Google, Apple, Facebook ou Amazon, souvent désignés par l'acronyme GAFA, sont des mastodontes: Apple est la première capitalisation boursière à près de 800 milliards de dollars. Celle d'Alphabet, la maison mère de Google, atteint près de 650 milliards de dollars. Plus de 2 milliards de personnes consultent leur compte Facebook chaque mois.
Google détient 90% du marché de la recherche sur internet aux Etats-Unis et en Europe et, avec Facebook, draine plus des trois quarts du marché publicitaire sur internet aux Etats-Unis.
Le géant de la vente en ligne Amazon est pour sa part accusé de tuer le petit commerce, un reproche relayé récemment par le président américain Donald Trump, hostile de façon générale à la Silicon Valley, considérée comme un bastion progressiste.
Ces groupes sont dans le viseur des autorités européennes, qui ont notamment sanctionné Google pour abus de position dominante ou tentent de taxer davantage les GAFA.
Mais même aux Etats-Unis, de plus en plus de voix venant de tous horizons idéologiques s'élèvent pour dénoncer leur influence.
Selon un sondage publié lundi par le quotidien USA Today dans un article titré "Amazon, Google et Facebook sont-ils trop gros?" 76% des Américains interrogés estiment que les entreprises technologiques ont trop d'influence dans leurs vies. Parmi ceux qui pensent ainsi, 52% jugent cette influence "mauvaise".
Google, Facebook et Amazon "ont plus de pouvoir qu'aucun autre monopole jusqu'ici" et "nous devons nous (en) inquiéter très fortement", lance Barry Lynn, directeur de l'Open Markets Institute, très virulent contre les GAFA depuis qu'il a été renvoyé d'une fondation co-financée par Google.

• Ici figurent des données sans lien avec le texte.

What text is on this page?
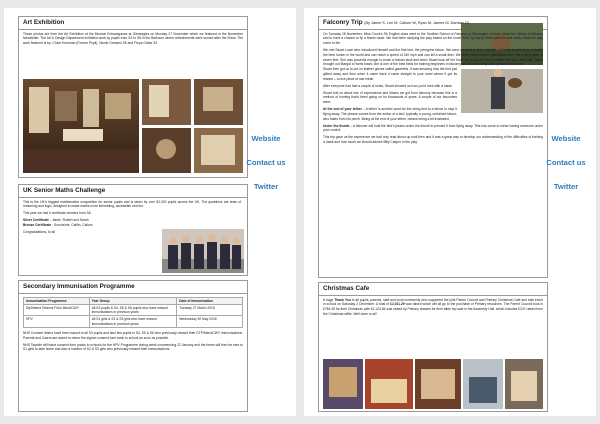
Art Exhibition

These photos are from the Art Exhibition at the Musical Extravaganza at Gleneagles on Monday 27 November which we featured in the November Newsletter. The Art & Design Department exhibited work by pupils from S3 to S6 in the Ballroom where refreshments were served after the Show. The work featured is by: Chloe Horsman (Former Pupil), Nicole Greaves S5 and Freya Oates S3

UK Senior Maths Challenge

This is the UK's biggest mathematics competition for senior pupils and is taken by over 82,000 pupils across the UK. The questions are tests of reasoning and logic, designed to make maths more interesting, accessible and fun.

This year we had 6 certificate winners from S6.

Silver Certificate - Jamie, Robert and Sarah

Bronze Certificate : Sorcha'ele, Caitlin, Callum

Congratulations, to all

Secondary Immunisation Programme
Immunisation Programme	Year Group	Date of Immunisation
Diphtheria Tetanus Polio MenACWY	All S3 pupils & S4, S5 & S6 pupils who have missed immunisations in previous years	Tuesday 27 March 2018
HPV	All S1 girls & S2 & S3 girls who have missed immunisations in previous years	Wednesday 30 May 2018

NHS Consent letters have been issued to all S3 pupils and also few pupils in S4, S5 & S6 who previously missed their DTP/MenACWY immunisations. Parents and Carers are asked to return the signed consent form back to school as soon as possible.

NHS Tayside will issue consent form packs to schools for the HPV Programme during week commencing 22 January and the forms will then be sent to S1 girls to take home and also a number of S2 & S3 girls who previously missed their immunisations.

Website
Contact us
Twitter
Falconry Trip (By Jamie S, Lee M, Callum W, Ryan M, James M, Damian O)

On Tuesday 28 November, Miss Crook's S6 English class went to the Scottish School of Falconry at Gleneagles to learn about the history of falconry and to have a chance to fly a Harris hawk. We had been studying the play based on the novel "Kes" by Barry Hines and this visit really made the play come to life.

We met Stuart Lowe who introduced himself and the first bird, the peregrine falcon. We were amazed to learn that this relatively small bird is probably the best hunter in the world and can reach a speed of 240 mph and can kill a small deer. We were introduced to Marmalade who has a wing span of seven feet. She was powerful enough to crush a human skull and when Stuart took off her hood we could see how beautiful she was. After that, Stuart brought out Margot a Harris hawk; she is one of the best birds for training beginners in falconry as she was really calm, passive and tame.

Stuart then got us to put on leather gloves called gauntlets. It was amazing how the bird just glided away and then when it came back it came straight to your hand where it got its reward – a nice piece of raw meat!

After everyone had had a couple of shots, Stuart showed us how you'd hunt with a hawk.

Stuart told us about lots of expressions and idioms we got from falconry because this is a method of hunting that's been going on for thousands of years. A couple of our favourites were:

At the end of your tether – A tether is another word for the string tied to a falcon to stop it flying away. The phrase comes from the action of a bird, typically a young, untrained falcon, who bates from his perch. Being at the end of your tether, means being a bit frustrated.

Under the thumb – A falconer will hold the bird's jesses under the thumb to prevent it from flying away. This has come to mean having someone under your control.

This trip gave us the experience we had only read about up until then and it was a great way to develop our understanding of the difficulties of training a hawk and how much we should admire Billy Casper in the play.

Christmas Cafe

A huge Thank You to all pupils, parents, staff and local community who supported the joint Parent Council and Primary Christmas Cafe and sale event in school on Saturday 2 December. A total of £2,011.29 was raised which will all go to the purchase of Primary resources. The Parent Council took in £784.45 for their Christmas cafe £2,124.84 was raised by Primary classes for their table top sale in the Assembly Hall, which includes £247 raised from the Christmas raffle. Well done to all!

Website
Contact us
Twitter
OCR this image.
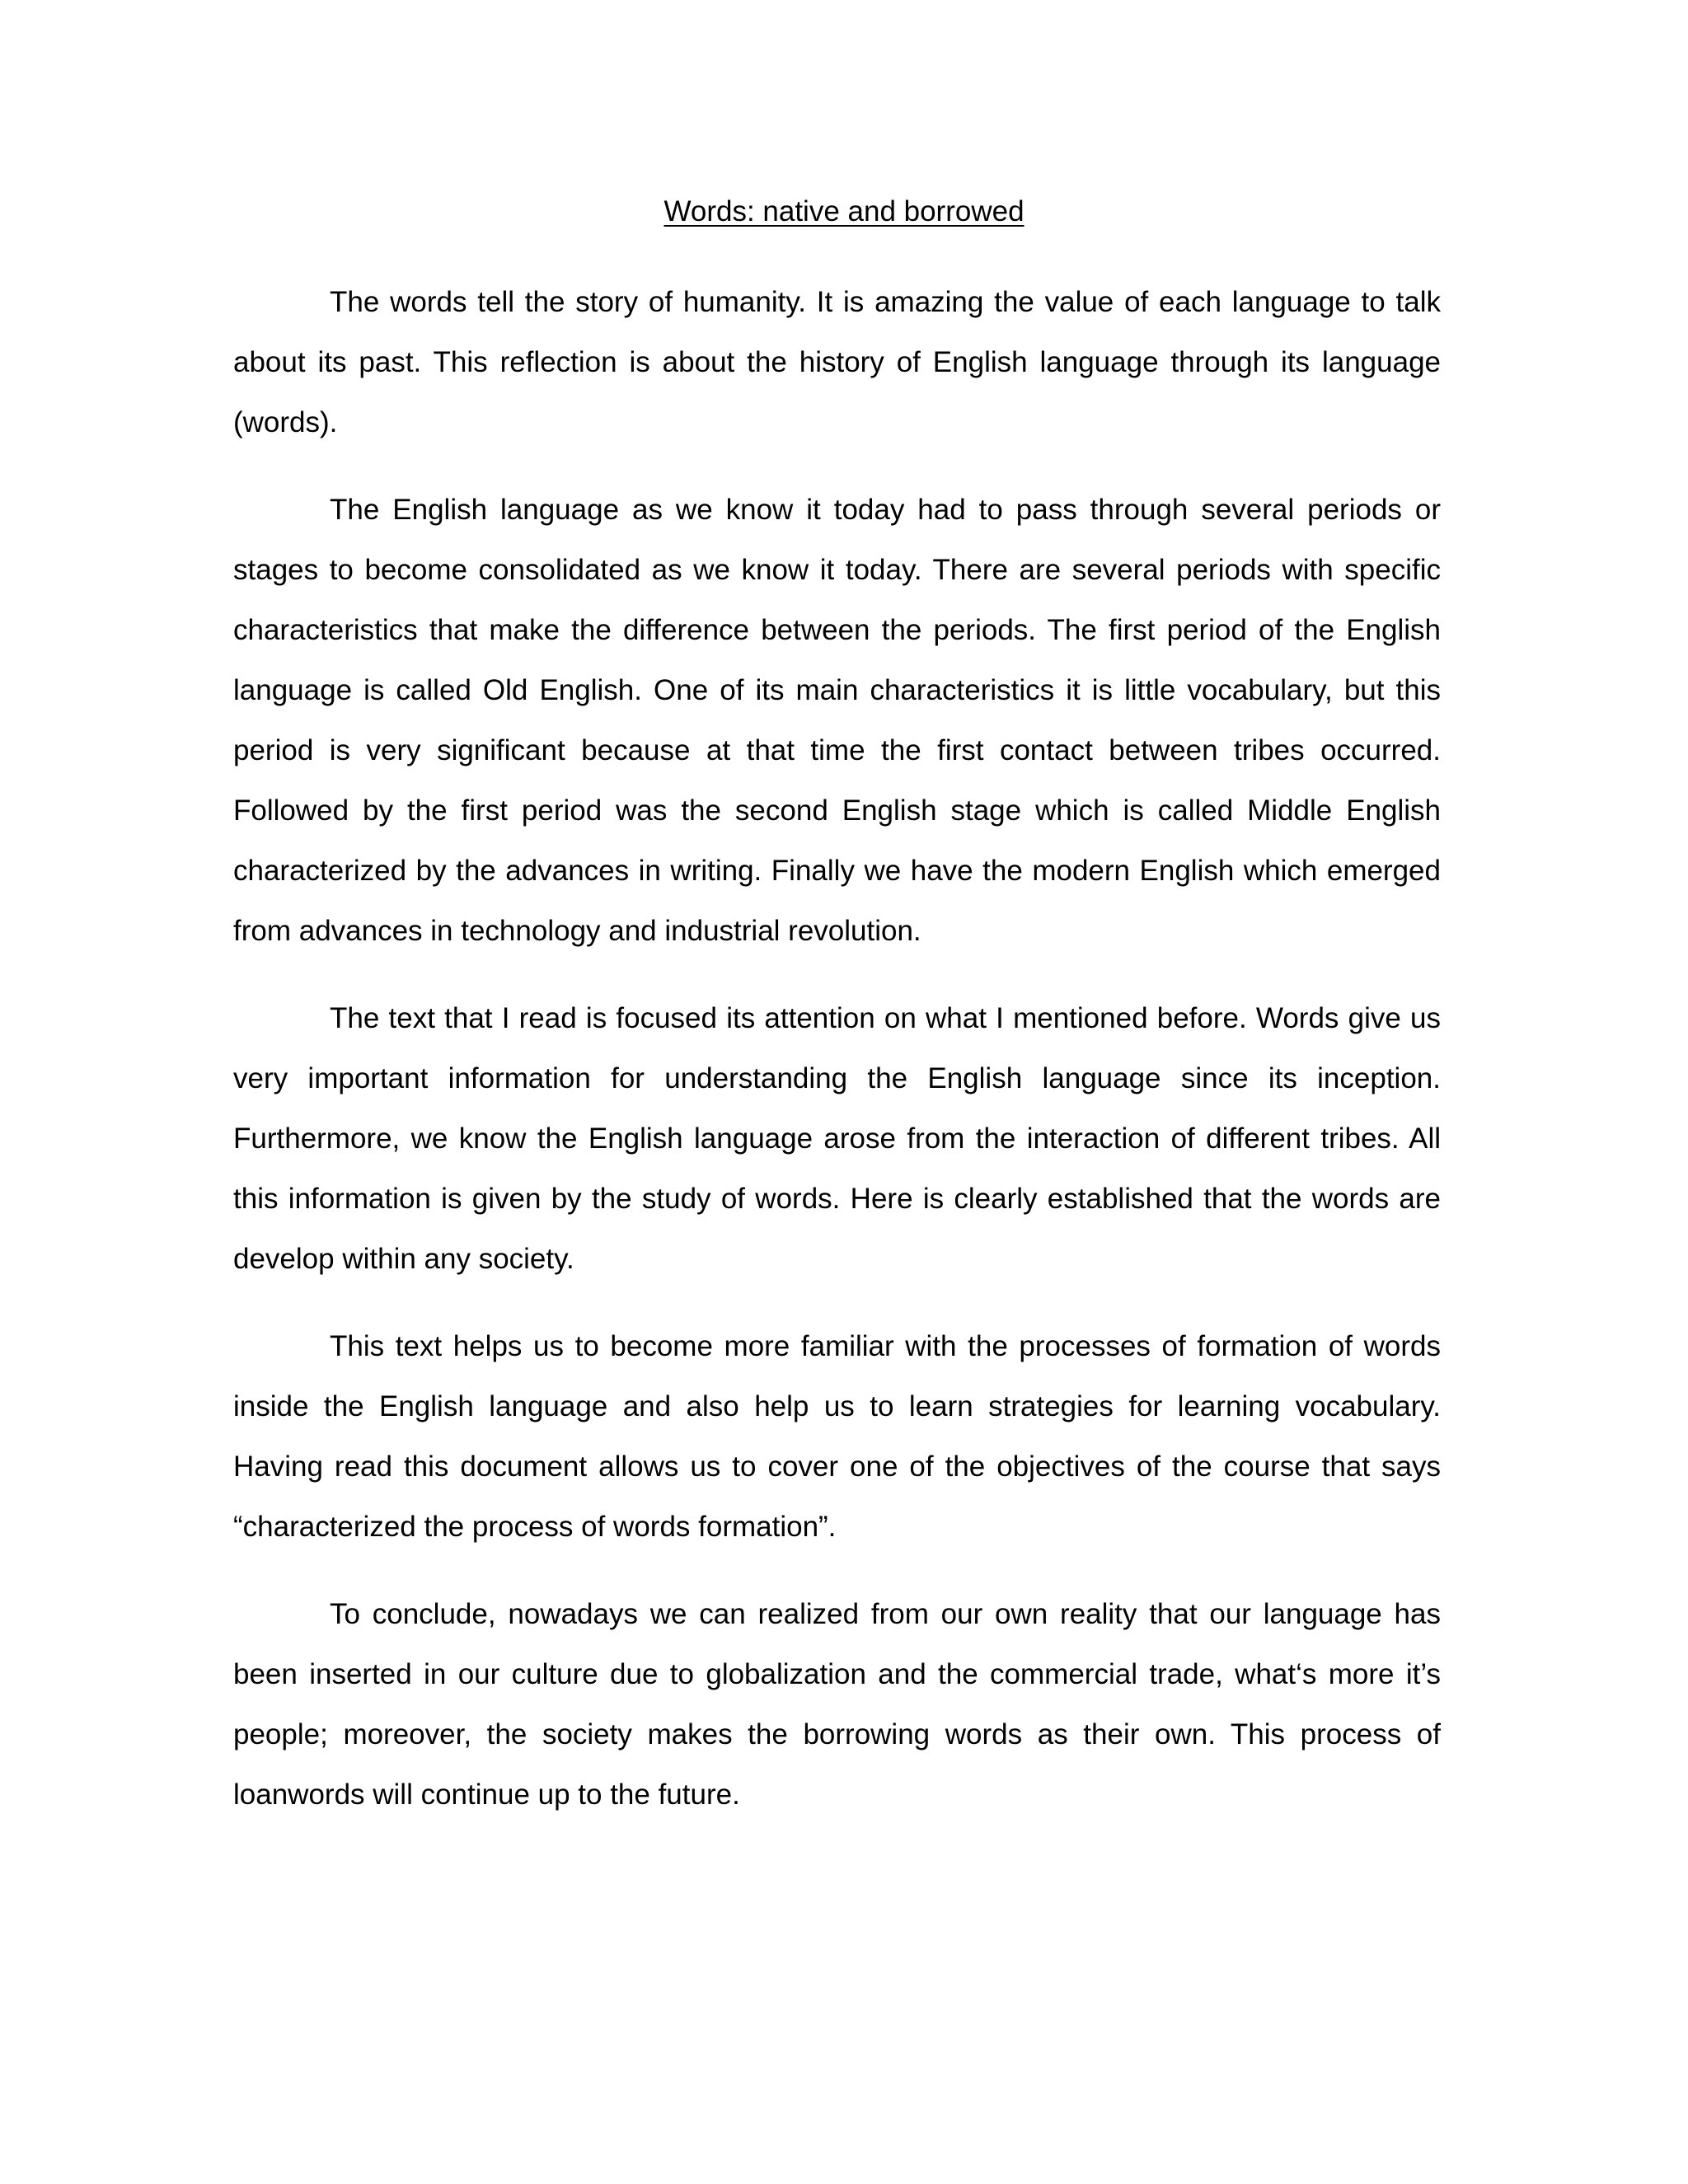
Words: native and borrowed

The words tell the story of humanity. It is amazing the value of each language to talk about its past. This reflection is about the history of English language through its language (words).

The English language as we know it today had to pass through several periods or stages to become consolidated as we know it today. There are several periods with specific characteristics that make the difference between the periods. The first period of the English language is called Old English. One of its main characteristics it is little vocabulary, but this period is very significant because at that time the first contact between tribes occurred. Followed by the first period was the second English stage which is called Middle English characterized by the advances in writing. Finally we have the modern English which emerged from advances in technology and industrial revolution.

The text that I read is focused its attention on what I mentioned before. Words give us very important information for understanding the English language since its inception. Furthermore, we know the English language arose from the interaction of different tribes. All this information is given by the study of words. Here is clearly established that the words are develop within any society.

This text helps us to become more familiar with the processes of formation of words inside the English language and also help us to learn strategies for learning vocabulary. Having read this document allows us to cover one of the objectives of the course that says “characterized the process of words formation”.

To conclude, nowadays we can realized from our own reality that our language has been inserted in our culture due to globalization and the commercial trade, what‘s more it’s people; moreover, the society makes the borrowing words as their own. This process of loanwords will continue up to the future.
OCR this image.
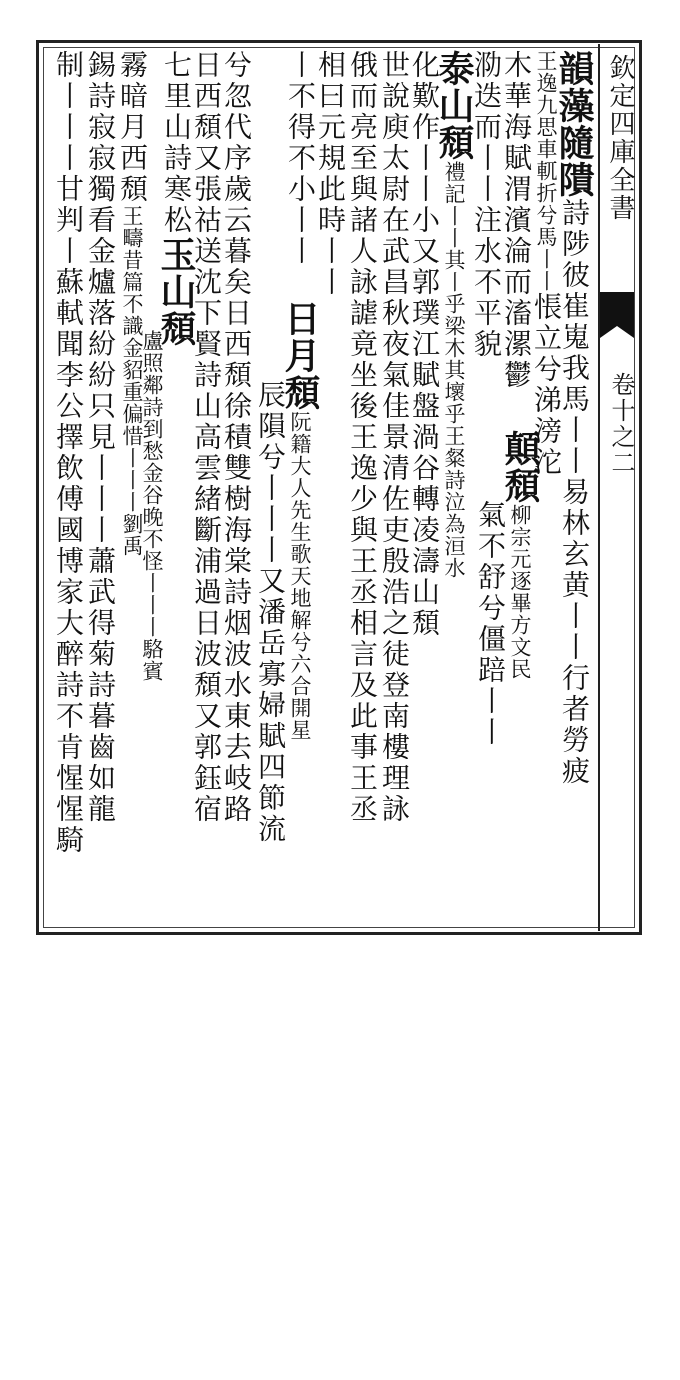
欽定四庫全書
卷十之二
韻藻隨隤詩陟彼崔嵬我馬丨丨易林玄黄丨丨行者勞疲
王逸九思車軏折兮馬丨丨悵立兮涕滂沱
木華海賦渭濱淪而滀漯鬱
泐迭而丨丨注水不平貌
顛頹柳宗元逐畢方文民
氣不舒兮僵踣丨丨
泰山頹禮記丨丨其丨乎梁木其壞乎王粲詩泣為洹水
化歎作丨丨小又郭璞江賦盤渦谷轉凌濤山頹
世說庾太尉在武昌秋夜氣佳景清佐吏殷浩之徒登南樓理詠
俄而亮至與諸人詠謔竟坐後王逸少與王丞相言及此事王丞
相曰元規此時丨丨
日月頹阮籍大人先生歌天地解兮六合開星
丨不得不小丨丨
辰隕兮丨丨丨又潘岳寡婦賦四節流
兮忽代序歲云暮矣日西頹徐積雙樹海棠詩烟波水東去岐路
日西頹又張祜送沈下賢詩山高雲緒斷浦過日波頹又郭鈺宿
七里山詩寒松玉山頹
盧照鄰詩到愁金谷晚不怪丨丨丨駱賓
霧暗月西頹王疇昔篇不識金貂重偏惜丨丨丨劉禹
錫詩寂寂獨看金爐落紛紛只見丨丨丨蕭武得菊詩暮齒如龍
制丨丨丨甘判丨蘇軾聞李公擇飲傅國博家大醉詩不肯惺惺騎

Ils sont aussi dans le collimateur de l'organisation "New Center", créée récemment par des personnalités politiques de gauche et de droite.
"Les grands groupes tech ont des moyens quasi illimités, qu'ils peuvent utiliser pour faire du lobbying", regrette Bill Galston, ex-conseiller de l'ancien président démocrate Bill Clinton et co-fondateur de "New Center". "Est-ce bon pour la démocratie?" s'interroge-t-il...
Cet été, le très à droite Steve Bannon, un temps conseiller de Donald Trump, voulait imposer des régulations à Google et Facebook semblables à celles dont font l'objet les opérateurs de téléphonie ou du câble.
Particulièrement ciblé, Facebook se retrouve mêlé à l'enquête des autorités américaines sur une possible influence russe dans l'élection de 2016 remportée par Donald Trump.
Le groupe a révélé de lui-même que des comptes activés depuis la Russie avaient acheté des espaces publicitaires pour créer des tensions lors de la campagne. Sous pression, son PDG et fondateur Mark Zuckerberg s'est engagé à fournir le contenu de ces annonces au Congrès.
Mais pour certains, Facebook a tardé à réagir, sous-estimant les possibilités d'utilisation du réseau à des fins malveillantes.
"Il sera important pour la commission (d'enquête) de s'assurer de la rigueur de l'enquête interne de Facebook, de vérifier ses conclusions et de comprendre pourquoi cela lui a pris aussi longtemps pour découvrir" les contenus financièrement liés à la Russie, a réagi le parlementaire démocrate Adam Schiff.
Le Congrès prévoit aussi d'entendre Google ou Twitter dans le cadre de l'enquête russe.
Selon le Washington Post, Barack Obama aurait lui-même mis en garde l'an dernier Mark Zuckerberg contre l'influence russe.
Comme pour d'autres controverses récentes, Facebook assure de sa bonne foi en expliquant que ses algorithmes sont utilisés à des fins malveillantes à son insu.
"Nous n'avons jamais voulu -ni prévu- que cette fonctionnalité puisse être utilisée de cette façon", avait ainsi écrit la semaine dernière la numéro deux du groupe Sheryl Sandberg, à propos d'une autre polémique, sur des filtres permettant aux annonceurs de cibler certains utilisateurs grâce à des expressions racistes ou antisémites.
"Un aveu de naïveté", pour le New York Times, qui estime que Facebook, telle la créature de Frankenstein, a échappé à son créateur.
Malgré toutes ces critiques, il est peu probable que les Etats-Unis se lancent dans une réforme.
Pointant "les bénéfices évidents pour le consommateur de l'innovation technologique", Maureen Ohlhausen, la présidente de la Federal Trade Commission, le régulateur du commerce, s'est montrée elle-même hostile à l'idée d'utiliser la législation antitrust contre les GAFA.